Ionization Energy
Atoms hold their valence electrons, then, with different amounts of energy. If
enough energy is supplied to one outer electron to remove it from its atom, this
amount of energy is called the first ionization energy. With the first electron
gone, the removal of succeeding electrons becomes more difficult because of the
loss of repulsive effects that were present with a greater number of electrons. It
should be noted that the lowest ionization energies are found with the least
electronegative elements.
TIP
Know this definition of the first ionization energy.Ionization energies can be plotted against atomic numbers, as shown in the
graph below. Follow this discussion on the graph to help you understand the
peaks and valleys. Not surprisingly, the highest peaks on the graph occur for the
ionization energy needed to remove the first electron from the outer energy level
of the noble gases, He, Ne, Ar, Kr, Xe, and Rn, because of the stability of the
filled p orbitals in the outer energy level. Notice that, even among these elements,
the energy needed gradually declines. This can be explained by considering the
distance of the involved energy level from the positively charged nucleus. With
each succeeding noble gas, a more distant p orbital is involved, therefore making
it easier to remove an electron from the positive attraction of the nucleus. Besides
this consideration, as more energy levels are added to the atomic structure as the
atomic number increases, the additional negative fields associated with the
additional electrons screen out some of the positive attraction of the nucleus.

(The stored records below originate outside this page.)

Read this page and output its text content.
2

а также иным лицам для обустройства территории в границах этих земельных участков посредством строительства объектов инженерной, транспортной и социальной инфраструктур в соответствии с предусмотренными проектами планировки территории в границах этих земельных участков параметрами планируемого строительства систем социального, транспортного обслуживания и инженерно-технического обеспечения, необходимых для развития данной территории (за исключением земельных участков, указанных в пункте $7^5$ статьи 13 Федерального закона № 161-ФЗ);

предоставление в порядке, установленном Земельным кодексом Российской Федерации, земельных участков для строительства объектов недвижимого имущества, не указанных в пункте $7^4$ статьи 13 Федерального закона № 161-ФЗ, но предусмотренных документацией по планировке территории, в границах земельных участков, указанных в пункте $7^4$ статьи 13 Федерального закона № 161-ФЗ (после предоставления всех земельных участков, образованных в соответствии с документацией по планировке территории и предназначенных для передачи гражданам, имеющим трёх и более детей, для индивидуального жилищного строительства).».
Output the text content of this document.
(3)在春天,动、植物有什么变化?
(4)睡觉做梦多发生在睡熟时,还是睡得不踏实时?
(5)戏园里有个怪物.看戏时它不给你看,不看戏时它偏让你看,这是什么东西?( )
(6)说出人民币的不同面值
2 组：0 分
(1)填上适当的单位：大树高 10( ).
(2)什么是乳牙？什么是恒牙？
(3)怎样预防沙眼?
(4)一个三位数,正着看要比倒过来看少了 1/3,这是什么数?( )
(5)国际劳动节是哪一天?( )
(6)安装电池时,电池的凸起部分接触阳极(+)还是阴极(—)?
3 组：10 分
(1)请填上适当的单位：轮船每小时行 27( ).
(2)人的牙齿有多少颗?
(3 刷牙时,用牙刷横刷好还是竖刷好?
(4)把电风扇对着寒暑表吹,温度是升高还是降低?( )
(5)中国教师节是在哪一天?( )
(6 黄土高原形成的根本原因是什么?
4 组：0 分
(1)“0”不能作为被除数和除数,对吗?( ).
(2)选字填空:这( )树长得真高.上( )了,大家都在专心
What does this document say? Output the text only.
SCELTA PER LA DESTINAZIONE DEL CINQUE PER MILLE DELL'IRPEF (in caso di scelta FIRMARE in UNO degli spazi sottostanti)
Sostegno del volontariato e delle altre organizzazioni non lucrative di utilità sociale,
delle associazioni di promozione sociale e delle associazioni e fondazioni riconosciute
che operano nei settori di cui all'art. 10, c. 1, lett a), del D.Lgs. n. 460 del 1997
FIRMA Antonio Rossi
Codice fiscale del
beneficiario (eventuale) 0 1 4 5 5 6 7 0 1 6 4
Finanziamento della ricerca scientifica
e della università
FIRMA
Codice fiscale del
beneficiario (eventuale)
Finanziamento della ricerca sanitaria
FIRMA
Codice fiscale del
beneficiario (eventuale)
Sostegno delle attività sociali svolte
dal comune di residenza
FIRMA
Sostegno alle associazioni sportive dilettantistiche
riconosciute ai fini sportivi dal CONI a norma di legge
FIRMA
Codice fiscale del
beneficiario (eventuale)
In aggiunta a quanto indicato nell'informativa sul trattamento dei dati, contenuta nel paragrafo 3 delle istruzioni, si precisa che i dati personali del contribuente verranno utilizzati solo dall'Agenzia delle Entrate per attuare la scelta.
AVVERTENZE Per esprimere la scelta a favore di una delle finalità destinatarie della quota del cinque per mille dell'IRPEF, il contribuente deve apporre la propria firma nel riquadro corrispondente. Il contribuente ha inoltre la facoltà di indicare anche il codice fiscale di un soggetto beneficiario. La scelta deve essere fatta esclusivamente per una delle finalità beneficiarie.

Within a period such as that from Li to Ne, the ionization energy generally
increases. The lowest occurs when a lone electron occupies the outer s orbital, as
in Li. As the s orbital fills with two electrons at atomic number 4, Be, the added
stability of a filled 2s orbital explains the small peak at 4. At atomic number 5, B,
a lone electron occupies the 2p orbital. This electron can be removed with less
energy, and therefore a dip occurs in the graph. With the 2p orbitals filling
according to Hund’s Rule (refer to Table 2), with only one electron in each orbital
before pairing occurs, again a slightly more stable situation and, therefore,
another small peak occurs at atomic number 7. After this peak, a dip and continual
increases occur until the 2p orbitals are completely filled with paired electrons at
the noble gas Ne. As you continue to associate the atomic number with the line in
the chart, you find peaks occurring in the same general pattern. These peaks are
always related to the state of filling of the orbitals involved and the distance of
these orbitals from the nucleus.